PAG-XIII  Plant & Animal Genomes XIII Conference

January 15-19, 2005
Town & Country Convention Center
San Diego, CA



P862 : Algorithms


Efficient Selection Of Unique And Popular Oligos For Large EST Databases

Jie Zheng1 , Timothy J. Close2 , Tao Jiang1 , Stefano Lonardi1

1  Department of Computer Science and Engineering, University of California, Riverside, CA 92521, USA
2  Department of Botany and Plant Sciences, University of California, Riverside, CA 92521, USA

EST unigene databases have grown exponentially in recent years and now represent the largest collection of genetic sequences.

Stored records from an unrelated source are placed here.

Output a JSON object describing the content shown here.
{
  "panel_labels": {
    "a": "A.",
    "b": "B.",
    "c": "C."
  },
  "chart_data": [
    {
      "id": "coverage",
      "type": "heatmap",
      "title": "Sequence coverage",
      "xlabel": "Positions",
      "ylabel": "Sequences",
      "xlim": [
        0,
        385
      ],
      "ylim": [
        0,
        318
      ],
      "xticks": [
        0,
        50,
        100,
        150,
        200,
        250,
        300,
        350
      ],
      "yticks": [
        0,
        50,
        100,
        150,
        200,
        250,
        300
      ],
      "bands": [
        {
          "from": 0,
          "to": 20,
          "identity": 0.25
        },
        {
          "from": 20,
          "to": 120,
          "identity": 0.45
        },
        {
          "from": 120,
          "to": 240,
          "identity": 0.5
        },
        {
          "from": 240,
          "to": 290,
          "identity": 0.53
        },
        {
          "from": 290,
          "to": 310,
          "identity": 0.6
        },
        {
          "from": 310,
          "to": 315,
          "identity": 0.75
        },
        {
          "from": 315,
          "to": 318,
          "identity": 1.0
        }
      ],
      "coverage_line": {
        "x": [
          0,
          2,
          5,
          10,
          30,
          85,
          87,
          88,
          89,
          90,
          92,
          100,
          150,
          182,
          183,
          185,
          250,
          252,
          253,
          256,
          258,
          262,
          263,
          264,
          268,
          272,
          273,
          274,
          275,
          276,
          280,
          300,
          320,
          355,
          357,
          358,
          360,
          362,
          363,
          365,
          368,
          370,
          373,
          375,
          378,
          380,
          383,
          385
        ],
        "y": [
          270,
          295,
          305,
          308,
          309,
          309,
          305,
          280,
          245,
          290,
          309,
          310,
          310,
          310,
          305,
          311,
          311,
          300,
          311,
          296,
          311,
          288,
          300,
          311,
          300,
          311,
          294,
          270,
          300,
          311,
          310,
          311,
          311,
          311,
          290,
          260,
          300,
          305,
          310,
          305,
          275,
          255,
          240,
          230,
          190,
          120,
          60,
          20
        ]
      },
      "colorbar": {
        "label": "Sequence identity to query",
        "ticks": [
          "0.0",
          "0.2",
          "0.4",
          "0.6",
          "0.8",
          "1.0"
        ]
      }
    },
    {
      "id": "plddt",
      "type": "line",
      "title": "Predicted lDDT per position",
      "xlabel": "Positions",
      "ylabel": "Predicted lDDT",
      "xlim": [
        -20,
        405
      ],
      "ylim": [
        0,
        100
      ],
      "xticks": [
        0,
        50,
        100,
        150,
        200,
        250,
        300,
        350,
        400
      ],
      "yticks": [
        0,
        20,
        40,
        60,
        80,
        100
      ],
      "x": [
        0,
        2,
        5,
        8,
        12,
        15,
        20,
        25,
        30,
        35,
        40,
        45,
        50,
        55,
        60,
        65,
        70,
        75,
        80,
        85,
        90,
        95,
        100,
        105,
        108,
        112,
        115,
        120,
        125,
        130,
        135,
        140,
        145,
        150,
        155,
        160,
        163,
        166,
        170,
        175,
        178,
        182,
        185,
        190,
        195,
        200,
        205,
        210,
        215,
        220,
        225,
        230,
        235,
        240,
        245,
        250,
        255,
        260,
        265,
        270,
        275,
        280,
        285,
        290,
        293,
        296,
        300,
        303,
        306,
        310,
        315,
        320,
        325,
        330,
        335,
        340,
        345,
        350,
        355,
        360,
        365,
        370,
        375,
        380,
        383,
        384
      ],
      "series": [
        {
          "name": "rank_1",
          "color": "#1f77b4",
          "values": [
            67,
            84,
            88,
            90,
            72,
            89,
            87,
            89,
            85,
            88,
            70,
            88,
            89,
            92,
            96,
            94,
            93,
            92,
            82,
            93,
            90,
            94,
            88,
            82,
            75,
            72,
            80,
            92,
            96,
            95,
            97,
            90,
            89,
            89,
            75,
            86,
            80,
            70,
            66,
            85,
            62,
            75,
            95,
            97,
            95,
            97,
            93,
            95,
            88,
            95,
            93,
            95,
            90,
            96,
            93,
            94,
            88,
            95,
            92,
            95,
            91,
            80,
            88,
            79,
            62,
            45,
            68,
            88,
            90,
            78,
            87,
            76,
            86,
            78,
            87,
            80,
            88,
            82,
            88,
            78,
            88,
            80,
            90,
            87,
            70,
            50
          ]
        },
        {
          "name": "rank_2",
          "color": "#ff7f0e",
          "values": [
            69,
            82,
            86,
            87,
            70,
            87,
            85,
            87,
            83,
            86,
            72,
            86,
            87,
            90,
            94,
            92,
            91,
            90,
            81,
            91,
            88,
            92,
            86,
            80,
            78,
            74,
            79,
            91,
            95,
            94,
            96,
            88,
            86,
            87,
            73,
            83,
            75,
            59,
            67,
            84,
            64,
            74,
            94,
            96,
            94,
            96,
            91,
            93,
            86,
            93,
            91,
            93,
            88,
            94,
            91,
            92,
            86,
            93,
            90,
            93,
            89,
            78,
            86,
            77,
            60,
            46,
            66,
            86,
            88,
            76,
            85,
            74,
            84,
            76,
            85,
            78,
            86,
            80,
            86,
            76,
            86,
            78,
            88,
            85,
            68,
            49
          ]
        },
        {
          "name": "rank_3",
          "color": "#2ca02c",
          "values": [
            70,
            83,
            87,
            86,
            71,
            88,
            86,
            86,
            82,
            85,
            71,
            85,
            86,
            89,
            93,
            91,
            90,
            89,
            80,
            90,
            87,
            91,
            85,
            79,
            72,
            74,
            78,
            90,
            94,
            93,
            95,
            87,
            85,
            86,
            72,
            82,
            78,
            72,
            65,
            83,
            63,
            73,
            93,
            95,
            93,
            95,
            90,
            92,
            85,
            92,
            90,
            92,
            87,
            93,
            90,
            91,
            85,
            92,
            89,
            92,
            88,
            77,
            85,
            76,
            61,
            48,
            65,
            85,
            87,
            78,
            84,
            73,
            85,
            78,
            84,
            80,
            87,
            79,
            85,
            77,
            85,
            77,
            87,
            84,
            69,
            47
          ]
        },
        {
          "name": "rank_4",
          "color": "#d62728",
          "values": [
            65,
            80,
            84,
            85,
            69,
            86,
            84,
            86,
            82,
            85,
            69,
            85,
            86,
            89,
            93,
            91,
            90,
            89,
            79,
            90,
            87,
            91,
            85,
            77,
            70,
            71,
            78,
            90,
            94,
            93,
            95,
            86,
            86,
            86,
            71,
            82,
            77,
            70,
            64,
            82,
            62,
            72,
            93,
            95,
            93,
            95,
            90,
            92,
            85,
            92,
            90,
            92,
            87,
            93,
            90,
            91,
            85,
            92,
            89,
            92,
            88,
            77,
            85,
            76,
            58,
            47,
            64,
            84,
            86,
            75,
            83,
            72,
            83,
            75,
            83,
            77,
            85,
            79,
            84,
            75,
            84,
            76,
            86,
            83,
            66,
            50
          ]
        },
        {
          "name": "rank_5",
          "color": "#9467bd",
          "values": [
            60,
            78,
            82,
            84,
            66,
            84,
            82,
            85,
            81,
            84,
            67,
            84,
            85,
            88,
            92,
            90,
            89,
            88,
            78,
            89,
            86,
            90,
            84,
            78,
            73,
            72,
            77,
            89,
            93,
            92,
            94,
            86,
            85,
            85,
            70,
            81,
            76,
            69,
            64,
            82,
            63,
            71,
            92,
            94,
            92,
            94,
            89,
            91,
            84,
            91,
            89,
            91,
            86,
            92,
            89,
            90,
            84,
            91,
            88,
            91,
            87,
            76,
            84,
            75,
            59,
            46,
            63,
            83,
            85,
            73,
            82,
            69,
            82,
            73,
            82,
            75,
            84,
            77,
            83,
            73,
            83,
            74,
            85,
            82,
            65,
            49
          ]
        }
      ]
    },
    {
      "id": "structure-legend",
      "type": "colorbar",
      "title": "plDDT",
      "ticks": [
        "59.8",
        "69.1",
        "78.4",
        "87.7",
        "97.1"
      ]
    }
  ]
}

An important application of these databases is that they contain information useful for the design of gene-specific oligonucleotides (or simply, oligos) that can be used in PCR primer design, microarray experiments, and genomic library screening. We study two complementary problems concerning the selection of short oligos, e.g., 20--50 bases, from a large database of tens of thousands of EST unigene sequences: (i) selection of oligos each of which appears (exactly) in one unigene sequence but does not appear (exactly or approximately) in any other unigene sequence and (ii) selection of oligos that appear (exactly or approximately) in many unigenes. The first problem has applications in PCR primer and microarray probe designs; the second is useful in screening genomic libraries for gene-rich regions. We present an efficient algorithm to identify all unique oligos in the unigenes and an efficient heuristic algorithm to enumerate the popular oligos. The algorithms have been carefully engineered to achieve remarkable running times on regular PCs. Each algorithm takes hours (on a 1.2 GHz CPU, 3 GB RAM machine) to run on a dataset 37 Mbases of barley unigenes from the HarvEST database.